Fundamental analysis

EUR/USD analysis on November 1. The euro continues to wait for the Fed meeting.


The wave marking of the 4-hour chart for the euro/dollar instrument has undergone certain changes. The demand for European currency has been growing in recent weeks. Quotes have been rising, leading to the fact that they have gone beyond the peak of the last rising wave. Thus, now we have at least a three-wave ascending structure, which can become a new upward section of the trend for five or more waves or remain a three-wave corrective. In the first case, the European currency has a good chance of growth over the next few months. In the second case, the quote decline may resume at any moment. The most important thing is that now the wave markings of the pound and the euro coincide. If you remember, I have repeatedly warned about the low probability of a scenario in which the euro and the pound will trade in different directions. Theoretically, this is certainly possible, but it happens extremely rarely in practice. Both instruments assume the construction of at least one more upward wave, and the low of September 28 can be considered a new starting point. The downward section of the trend has become so complicated that even its internal waves are very difficult to identify correctly. But now we have a clear starting point.

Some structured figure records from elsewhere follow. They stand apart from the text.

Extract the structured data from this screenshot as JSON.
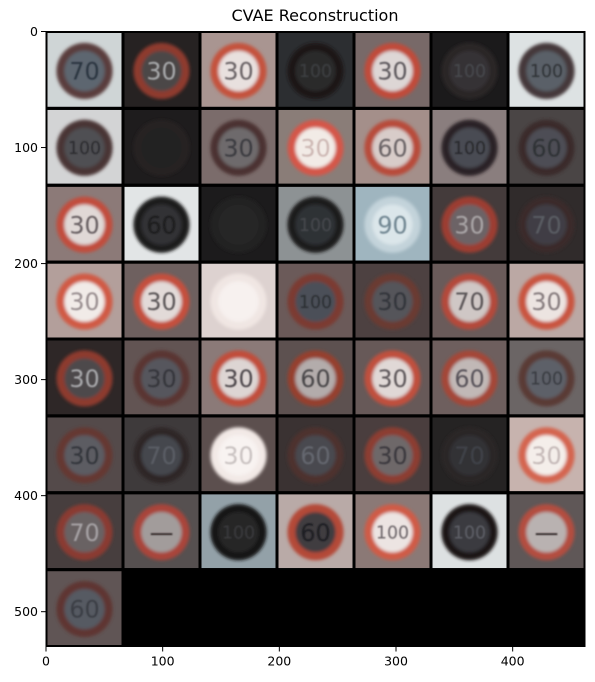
{
  "title": "CVAE Reconstruction",
  "x_ticks": [
    "0",
    "100",
    "200",
    "300",
    "400"
  ],
  "y_ticks": [
    "0",
    "100",
    "200",
    "300",
    "400",
    "500"
  ],
  "grid": {
    "rows": 8,
    "cols": 7,
    "tiles": [
      [
        {
          "label": "70",
          "bg": "#cfd5d6",
          "ring": "#5a3d3c",
          "inner": "#5d6670",
          "text": "#2a3440",
          "dark": false
        },
        {
          "label": "30",
          "bg": "#262222",
          "ring": "#8e3a2e",
          "inner": "#4b4747",
          "text": "#a7a8aa",
          "dark": true
        },
        {
          "label": "30",
          "bg": "#a99591",
          "ring": "#c4523d",
          "inner": "#e8e0de",
          "text": "#6b6366",
          "dark": false
        },
        {
          "label": "100",
          "bg": "#2c2e31",
          "ring": "#1a1718",
          "inner": "#2a292b",
          "text": "#3d3f43",
          "dark": true
        },
        {
          "label": "30",
          "bg": "#786968",
          "ring": "#c04c3a",
          "inner": "#ddd6d5",
          "text": "#5f5a5e",
          "dark": false
        },
        {
          "label": "100",
          "bg": "#1b1a1b",
          "ring": "#2b2527",
          "inner": "#343336",
          "text": "#47494d",
          "dark": true
        },
        {
          "label": "100",
          "bg": "#dde2e3",
          "ring": "#45393a",
          "inner": "#5a6068",
          "text": "#2d3136",
          "dark": false
        }
      ],
      [
        {
          "label": "100",
          "bg": "#d3d4d5",
          "ring": "#4a3434",
          "inner": "#4f4f52",
          "text": "#2b2b2f",
          "dark": false
        },
        {
          "label": "",
          "bg": "#1e1c1d",
          "ring": "#262223",
          "inner": "#242223",
          "text": "#2c2b2c",
          "dark": true
        },
        {
          "label": "30",
          "bg": "#7b6c6b",
          "ring": "#4b3332",
          "inner": "#6e6a6c",
          "text": "#3b3b3f",
          "dark": false
        },
        {
          "label": "30",
          "bg": "#8a7d78",
          "ring": "#d4574a",
          "inner": "#f2ebe6",
          "text": "#cdb8b4",
          "dark": false
        },
        {
          "label": "60",
          "bg": "#a48f8a",
          "ring": "#b84b3b",
          "inner": "#d8ccc9",
          "text": "#6a6466",
          "dark": false
        },
        {
          "label": "100",
          "bg": "#8a7e7e",
          "ring": "#2b2425",
          "inner": "#4a4b52",
          "text": "#25272b",
          "dark": false
        },
        {
          "label": "60",
          "bg": "#4a4545",
          "ring": "#3a2c2c",
          "inner": "#4d4e55",
          "text": "#2e3035",
          "dark": true
        }
      ],
      [
        {
          "label": "30",
          "bg": "#8c7a78",
          "ring": "#c14e3d",
          "inner": "#e0d8d6",
          "text": "#675f62",
          "dark": false
        },
        {
          "label": "60",
          "bg": "#e2e5e6",
          "ring": "#1f1b1c",
          "inner": "#303034",
          "text": "#1a1a1d",
          "dark": false
        },
        {
          "label": "",
          "bg": "#1c1b1c",
          "ring": "#232122",
          "inner": "#262526",
          "text": "#2d2c2d",
          "dark": true
        },
        {
          "label": "100",
          "bg": "#8d9294",
          "ring": "#1e1a1b",
          "inner": "#2f3035",
          "text": "#46484e",
          "dark": false
        },
        {
          "label": "90",
          "bg": "#9fb5bf",
          "ring": "#c3d3da",
          "inner": "#dbe6ea",
          "text": "#6f8591",
          "dark": false
        },
        {
          "label": "30",
          "bg": "#443b3b",
          "ring": "#9c3e31",
          "inner": "#6c6466",
          "text": "#a9a4a6",
          "dark": true
        },
        {
          "label": "70",
          "bg": "#302b2b",
          "ring": "#3a2c2c",
          "inner": "#3f3e44",
          "text": "#5a5d64",
          "dark": true
        }
      ],
      [
        {
          "label": "30",
          "bg": "#b39f9b",
          "ring": "#d05a45",
          "inner": "#f1ebe8",
          "text": "#9a8f91",
          "dark": false
        },
        {
          "label": "30",
          "bg": "#6e605f",
          "ring": "#c4503e",
          "inner": "#e2dad8",
          "text": "#5c5759",
          "dark": false
        },
        {
          "label": "",
          "bg": "#ddd2d0",
          "ring": "#f0e6e3",
          "inner": "#f7f1ef",
          "text": "#f7f1ef",
          "dark": false
        },
        {
          "label": "100",
          "bg": "#6b5a59",
          "ring": "#7c3a30",
          "inner": "#4c5058",
          "text": "#2b2e33",
          "dark": false
        },
        {
          "label": "30",
          "bg": "#4d4141",
          "ring": "#6a3a33",
          "inner": "#54545a",
          "text": "#33353a",
          "dark": true
        },
        {
          "label": "70",
          "bg": "#6a5b5a",
          "ring": "#b4493a",
          "inner": "#cfc7c5",
          "text": "#5a5457",
          "dark": false
        },
        {
          "label": "30",
          "bg": "#bba8a4",
          "ring": "#c9553f",
          "inner": "#ece4e1",
          "text": "#867c7e",
          "dark": false
        }
      ],
      [
        {
          "label": "30",
          "bg": "#2e2727",
          "ring": "#8d3a2e",
          "inner": "#4e4a4c",
          "text": "#a8a8ab",
          "dark": true
        },
        {
          "label": "30",
          "bg": "#625453",
          "ring": "#5a3532",
          "inner": "#57575d",
          "text": "#34363b",
          "dark": false
        },
        {
          "label": "30",
          "bg": "#8b7a78",
          "ring": "#c14d3b",
          "inner": "#ddd5d3",
          "text": "#4f4a4d",
          "dark": false
        },
        {
          "label": "60",
          "bg": "#5d5150",
          "ring": "#95412f",
          "inner": "#b3acab",
          "text": "#4a4649",
          "dark": false
        },
        {
          "label": "30",
          "bg": "#675958",
          "ring": "#c0503e",
          "inner": "#e0d8d6",
          "text": "#5e595b",
          "dark": false
        },
        {
          "label": "60",
          "bg": "#6e5f5e",
          "ring": "#a44737",
          "inner": "#c1b8b6",
          "text": "#58535a",
          "dark": false
        },
        {
          "label": "100",
          "bg": "#6b6565",
          "ring": "#5a3a36",
          "inner": "#5d6068",
          "text": "#383b41",
          "dark": false
        }
      ],
      [
        {
          "label": "30",
          "bg": "#544a4a",
          "ring": "#653733",
          "inner": "#5b5b62",
          "text": "#33353b",
          "dark": false
        },
        {
          "label": "70",
          "bg": "#3e3a3b",
          "ring": "#2e2628",
          "inner": "#45464d",
          "text": "#5a5d65",
          "dark": true
        },
        {
          "label": "30",
          "bg": "#5c4f4e",
          "ring": "#f2e9e6",
          "inner": "#f8f3f1",
          "text": "#c9c2c1",
          "dark": false
        },
        {
          "label": "60",
          "bg": "#3a3232",
          "ring": "#4e302d",
          "inner": "#4a4a50",
          "text": "#65686f",
          "dark": true
        },
        {
          "label": "30",
          "bg": "#4a3e3e",
          "ring": "#8c3d32",
          "inner": "#6e6769",
          "text": "#3a393d",
          "dark": true
        },
        {
          "label": "70",
          "bg": "#252323",
          "ring": "#2c2526",
          "inner": "#303036",
          "text": "#3f4248",
          "dark": true
        },
        {
          "label": "30",
          "bg": "#c7b3ae",
          "ring": "#d4654f",
          "inner": "#f4eeea",
          "text": "#c5b9b8",
          "dark": false
        }
      ],
      [
        {
          "label": "70",
          "bg": "#473e3e",
          "ring": "#8a3b30",
          "inner": "#696264",
          "text": "#a6a2a5",
          "dark": true
        },
        {
          "label": "—",
          "bg": "#565050",
          "ring": "#a9453a",
          "inner": "#a29c9b",
          "text": "#2a2223",
          "dark": false
        },
        {
          "label": "100",
          "bg": "#93a1a8",
          "ring": "#161415",
          "inner": "#262628",
          "text": "#3a3b3e",
          "dark": false
        },
        {
          "label": "60",
          "bg": "#b9aaa7",
          "ring": "#b44838",
          "inner": "#3f3d41",
          "text": "#1c1d21",
          "dark": false
        },
        {
          "label": "100",
          "bg": "#8b7976",
          "ring": "#cf5c47",
          "inner": "#ece4e2",
          "text": "#6b6467",
          "dark": false
        },
        {
          "label": "100",
          "bg": "#dde1e2",
          "ring": "#1a1819",
          "inner": "#3a3b40",
          "text": "#5e6068",
          "dark": false
        },
        {
          "label": "—",
          "bg": "#5f5757",
          "ring": "#b34e40",
          "inner": "#b9b2b1",
          "text": "#2c2324",
          "dark": false
        }
      ],
      [
        {
          "label": "60",
          "bg": "#605555",
          "ring": "#5e3633",
          "inner": "#565a62",
          "text": "#3a3d44",
          "dark": false
        },
        null,
        null,
        null,
        null,
        null,
        null
      ]
    ]
  }
}
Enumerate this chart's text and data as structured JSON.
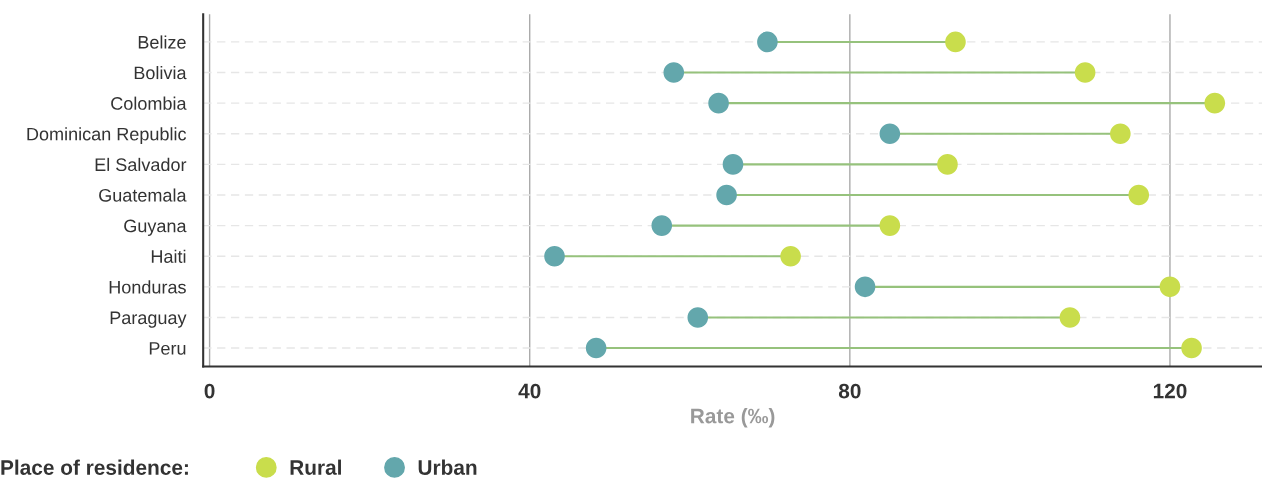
{
  "chart_data": {
    "type": "scatter",
    "orientation": "horizontal",
    "xlabel": "Rate (‰)",
    "legend_title": "Place of residence:",
    "legend": "bottom",
    "grid": true,
    "marker": "circle",
    "categories": [
      "Belize",
      "Bolivia",
      "Colombia",
      "Dominican Republic",
      "El Salvador",
      "Guatemala",
      "Guyana",
      "Haiti",
      "Honduras",
      "Paraguay",
      "Peru"
    ],
    "xlim": [
      -0.8,
      131.5
    ],
    "xticks": [
      0,
      40,
      80,
      120
    ],
    "series": [
      {
        "name": "Rural",
        "color": "#c9dd4c",
        "values": [
          93.2,
          109.4,
          125.6,
          113.8,
          92.2,
          116.1,
          85.0,
          72.6,
          120.0,
          107.5,
          122.7
        ]
      },
      {
        "name": "Urban",
        "color": "#63a7ac",
        "values": [
          69.7,
          58.0,
          63.6,
          85.0,
          65.4,
          64.6,
          56.5,
          43.1,
          81.9,
          61.0,
          48.3
        ]
      }
    ]
  }
}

Will the dollar be able to regain the confidence of traders after the rate hike?

The euro/dollar instrument rose by 60 basis points on Tuesday, but demand has been growing for the US currency in the last few days. Unfortunately, the latest movements do not answer the question of which wave we are dealing with. The current decline in quotes may be a corrective wave as part of impulse 3 of the upward trend section, or it may be the beginning of the first downward wave as part of a new downward trend section (or a continuation of the old one, which has already been complicated many times). Thus, in some way, the Fed meeting can greatly affect the mood of the market, which after will decide what to do next with the instrument. In the meantime, we can only wait for Wednesday.

Although there is nothing much to wait for because now the majority of analysts are talking about raising the rate by 75 basis points, only up to 10% of respondents believe that the rate will increase by only 50 points. In my opinion, the rate will rise by 75 points since inflation in America is still slowing down too slowly for the Fed to slow down. Any tightening of monetary policy for the US currency is good, but at this time, there is still a possibility of completing the entire downward trend section. If this is true, another Fed rate hike will not change the mood of traders to the opposite. The dollar may rise locally but will continue to fall more globally. The internal wave structure of the assumed wave three does not look like an impulse one, so I think this is a corrective section of the trend. However, it can take the five-wave form a-b-c-d-e.


General conclusions.

Based on the analysis, I conclude that the construction of an upward trend section has begun, but it may not last very long. At this time, the instrument can build the third wave, so I advise buying with targets near the estimated mark of 1.0361, which equates to 261.8% by Fibonacci, according to the MACD reversals “up.” However, by the end of this trend section, you must be ready now.

At the higher wave scale, the wave marking of the descending trend segment becomes noticeably more complicated and lengthens. It can take on almost any length, so it’s best to isolate the three and five-wave standard structures from the overall picture and work on them. One of these five waves can be just completed, and a new one has begun its construction.